# I wish to replicate /usr/local/bin on Windows



## Rastko (Dec 22, 2018)

I have lots of "no-install" software on Windows, and wish to centralize the location of the binaries, but I am faced with a conundrum.

As opposed to BSD and other UNIX-like systems, Windows expects main package binaries, supporting binaries, libraries and config files in a single location/directory, which makes dispersing the binaries around nearly impossible. On the other hand, it seems quite unnatural to add every "no-install" location to the executable path.

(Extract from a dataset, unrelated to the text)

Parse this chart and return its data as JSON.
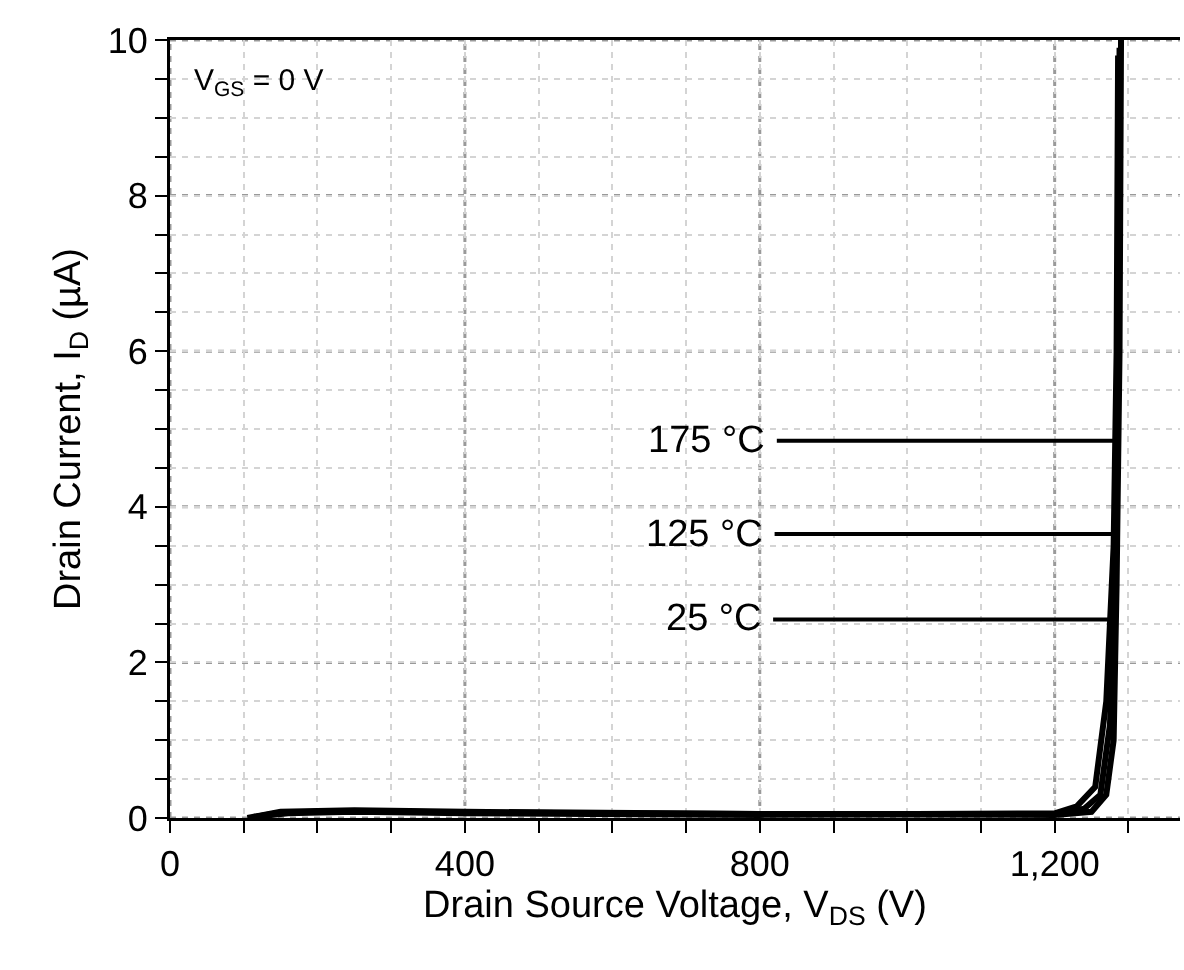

How does BSD achieves it? I know a lot of "bin" files are actually shell scripts, or symbolic links to such and such, but there seems to be more to it than meets the eye.


----------



## Beastie (Dec 22, 2018)

Rastko said:


> As opposed to BSD and other UNIX-like systems, Windows expects main package binaries, supporting binaries, libraries and config files in a single location/directory


That's only partially accurate. While most programs will have a bunch of .DLLs sitting along with the main .EXE each in their own subdirectory under %ProgramFiles% (or %ProgramFiles(x86)%), settings are always expected to be stored under %AppData% (or the HKCU registry hive). Only older programs - or badly-designed ones - will break this rule. Also a lot of general-purpose libraries will go into %SystemRoot%\SysWOW64 and %SystemRoot%\System32. And ProgramData bears a similarity to /var.
While all this is not always the case, nowadays filesystem hierarchy is less of a mess than it used to be in the Windows 9x era.



Rastko said:


> How does BSD achieves it?


Very easily by having 1) a clearly-defined filesystem hierarchy, 2) configuring software at build-time to be standard-compliant, and 3) providing appropriate patches for the not-so-well-behaved ones (e.g. hardcoded Linux-specific paths).

Windows simply has a different way of storing things and you have to live with it.


----------